Covid, of course, had an impact on RMNZ’s collection revenues. Vaughan says that from a peak of about $15.8M in 2019, income fell to about $13M in 2020, which he extrapolates to a 15% drop on return from a hit song from one year to the next.
“Last year it got back up to those pre-Covid levels, $15.4M, and I’d expect this year to be flat, so around $15M. The biggest challenge is that the rights for which we are entitled to collect are limited. They’re for broadcast and for public performance. Looking longer term I don’t think there is going to be much more to extract out of that. Our label and artist members can enjoy growth out of the streaming area, but that’s their own stuff, we don’t get in that space.”

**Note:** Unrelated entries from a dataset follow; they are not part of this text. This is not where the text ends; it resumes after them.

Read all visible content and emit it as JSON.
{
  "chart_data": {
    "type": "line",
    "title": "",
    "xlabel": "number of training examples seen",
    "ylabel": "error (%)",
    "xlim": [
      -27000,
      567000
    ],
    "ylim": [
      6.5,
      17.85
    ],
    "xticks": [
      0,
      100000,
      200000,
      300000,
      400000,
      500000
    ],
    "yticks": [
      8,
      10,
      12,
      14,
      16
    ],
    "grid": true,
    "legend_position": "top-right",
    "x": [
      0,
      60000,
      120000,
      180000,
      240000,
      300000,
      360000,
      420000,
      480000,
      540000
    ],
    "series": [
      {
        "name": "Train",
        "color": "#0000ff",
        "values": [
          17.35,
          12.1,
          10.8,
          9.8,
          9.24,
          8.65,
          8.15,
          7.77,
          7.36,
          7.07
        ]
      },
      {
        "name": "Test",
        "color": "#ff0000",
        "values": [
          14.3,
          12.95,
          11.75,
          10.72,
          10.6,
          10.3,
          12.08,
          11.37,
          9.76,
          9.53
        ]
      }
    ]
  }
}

Shortly after his departure was made public in mid-February Jo Oliver was announced as the new CEO. Oliver has been RMNZ’s General Counsel (legal and political lobbying specialist) for four years.

“She’s amazing, she’s awesome,” Vaughan enthuses about his replacement. “Just a fantastic mind, and over the last two years has really spearheaded a lot of initiatives that haven’t been widely acknowledged. She really drove the SoundCheck Aotearoa initiative (with others) and that’s a needed response by the industry. She is one of the world’s best minds on music copyright, so an absolute star.

“Through the Covid period she has been such an asset to the industry in lobbying work, supporting our government entities in their work, but from an industry position. Great connections. She is Wellington-based, so that will be a change, but we have all been working remotely over the last two years pretty well, so maybe that’s not as much of an issue as it was!”